Thanks man. I understand it is just guessing. I don't think the aro is bunk, as the symptoms come and go at a predictable rate when I take it. It all does seem to happen pretty fast, but as I understand Aromasin has an active half life of 8 hrs, so even taking it every 12 hrs could leave a window of time open for symptoms to crop up. It is possible that it is under dosed tho, that had crossed my mind.
I've had a small amount of soft tissue (fat?, breast tissue from puberty??) behind my nipples for as long as I can remember, more pronounced on the right side. And they get that pointy look if my body fat gets to where I start to lose my abs. That did seem to be increasing slightly when I did no cardio and let my diet get out of control during my 7 day peg leg experience. But I took 20mg Nolvadex, got strict with my diet again and hit 2 hrs of cardio a day the last 4 days and it is decreasing, maybe even better than before starting the cycle. So the Nolva is good for sure. I was planning to do this for 5 days.
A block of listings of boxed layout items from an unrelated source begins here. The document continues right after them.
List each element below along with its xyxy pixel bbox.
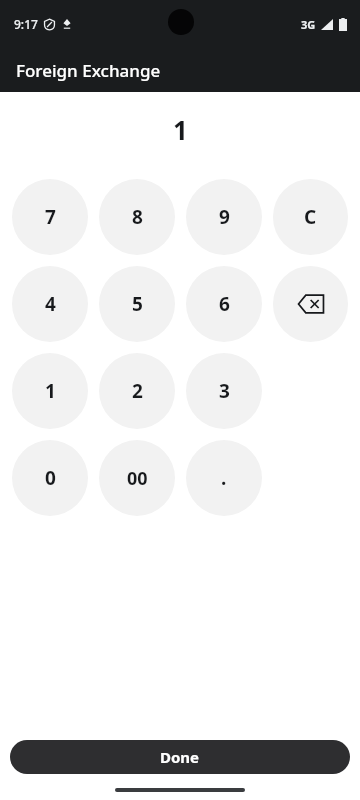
staticText: Done xyxy=(160,747,200,767)
staticText: 8 xyxy=(132,204,143,230)
staticText: 1 xyxy=(173,112,188,147)
staticText: 7 xyxy=(45,204,56,230)
staticText: 9:17 xyxy=(14,16,38,32)
staticText: 5 xyxy=(132,291,143,317)
button[interactable]: Backspace xyxy=(273,266,348,342)
button[interactable]: Done xyxy=(10,740,350,774)
staticText: 9 xyxy=(219,204,230,230)
button[interactable]: . xyxy=(186,440,262,516)
button[interactable]: 4 xyxy=(12,266,88,342)
button[interactable]: 8 xyxy=(99,179,175,255)
button[interactable]: 7 xyxy=(12,179,88,255)
button[interactable]: 3 xyxy=(186,353,262,429)
button[interactable]: 0 xyxy=(12,440,88,516)
staticText: 0 xyxy=(45,465,56,491)
staticText: C xyxy=(304,204,317,230)
staticText: Foreign Exchange xyxy=(16,59,161,82)
button[interactable]: 9 xyxy=(186,179,262,255)
staticText: 2 xyxy=(132,378,143,404)
staticText: 00 xyxy=(127,466,148,491)
staticText: 1 xyxy=(45,378,56,404)
button[interactable]: 5 xyxy=(99,266,175,342)
button[interactable]: C xyxy=(273,179,348,255)
button[interactable]: 2 xyxy=(99,353,175,429)
staticText: 6 xyxy=(219,291,230,317)
staticText: 3 xyxy=(219,378,230,404)
staticText: . xyxy=(221,465,227,491)
staticText: 4 xyxy=(45,291,56,317)
staticText: 3G xyxy=(301,17,316,32)
button[interactable]: 6 xyxy=(186,266,262,342)
button[interactable]: 1 xyxy=(12,353,88,429)
button[interactable]: 00 xyxy=(99,440,175,516)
I'd actually have 2 more nights with the Nolva. I know a lot going on here.
It's leg day tho and I'm getting antsy to go hit it. I haven't squatted since starting the cycle due to well, the peg leg, but I'm hoping I am able to today! If not I'll deadlift!

CBBurrr's picture

What do you mean by peg leg? do you have so much pip that your leg hurts too much to squat?
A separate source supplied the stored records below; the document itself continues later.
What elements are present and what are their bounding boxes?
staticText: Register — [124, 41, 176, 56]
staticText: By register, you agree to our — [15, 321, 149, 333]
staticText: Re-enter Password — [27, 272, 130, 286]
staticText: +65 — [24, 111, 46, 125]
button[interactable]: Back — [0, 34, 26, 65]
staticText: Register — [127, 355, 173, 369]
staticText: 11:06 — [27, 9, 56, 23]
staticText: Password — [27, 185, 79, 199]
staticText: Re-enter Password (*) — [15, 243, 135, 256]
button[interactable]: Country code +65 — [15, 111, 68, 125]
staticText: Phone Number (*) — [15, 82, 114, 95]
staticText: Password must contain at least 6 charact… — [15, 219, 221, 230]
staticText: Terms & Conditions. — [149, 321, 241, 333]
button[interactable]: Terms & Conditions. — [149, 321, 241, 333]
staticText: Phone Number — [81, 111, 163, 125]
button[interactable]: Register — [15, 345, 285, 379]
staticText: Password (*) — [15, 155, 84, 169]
Since you can't afford bloods, or another bottle of AI, maybe you should abort the cycle and start PCT. Start a fresh cycle when you have the cash perhaps? Not giving advice, just expanding on the conversation here.

Deadlifter85's picture

Ya I kinda botched the injection I think. All the others went smoothly with minimal pip, but that one my whole upper quad and knee swelled all up. I couldnt bend my knee more than a few degrees or fully straighten it. I injected into the vastus lateralis and there was some pip at the injection site, but the real pain was actually in the rectus femoris. And it was bad bro, some of the worst pain ive ever experienced, constant for a good 5 days, but somehow its still worth it.... lol. I burried 1.5in pin and I think it was too deep. I was also nervous as that was only my second injection and was really shaky while injecting. I had a hell of a time getting the oil thru the pin on that one. But its all good how. I was able to squat yesterday. And I did deadlifts also just for the hell of it haha. But my damn strap ripped! chalks not allowed at my gym. I may end up aborting if things dont improve in the next week or so.

.50 guns's picture

Aromasin all the way

CBBurrr's picture

Going the aromasin route, have some on the way. Pretty spendy, but pharmacy grade.

CBBurrr's picture

Which AI would you suggest for a first test only cycle? Perhaps I should have both on hand in case I respond poorly to one or the other.

dabuddha669's picture

i would prefer aromosin, at least I know i respond well to that.

j223's picture

Just use the aromatase inhibitor which suits you best. If one gives you bad side effects then try the other.

dabuddha669's picture

i would say definately not true, if anything it's opposite. arimidex can cause an estro rebound, whereas aromosin is a suicide inhibitor and renders aramotase useless until it flushes out of your body. honestly, as long as you respond to aromosin it is a better compound as it also doesn't mess with your cholesterol levels like arimidex.

j223's picture

bullshit. false information to the max.

dabuddha669's picture

upon digging, I've found out arimidex doesn't have the effect on lipids I thought it did. I would still choose aromasin over arimidex due to its positive effect on igf-1 levels. Here is a really good post somebody went through the trouble to put together regarding the difference between the two compounds. http://www.eroids.com/forum/steroids-qa/pct-anti-estrogens/aromasin-exem...
This doesn't address the rebound effect I have claimed, but i will do some digging.

dabuddha669's picture

actually, no digging is necessary. The article explains how as a non-suicidal inhibitor, arimidex has the tendency to cause estrogen rebound once its administration is ceased.

mwagner630's picture

yes this is why some will run arimidex during and aromasin to finish

CBBurrr's picture

Thanks for clearing that up guys. I must have been a little confused on the estro rebound and ways to avoid it.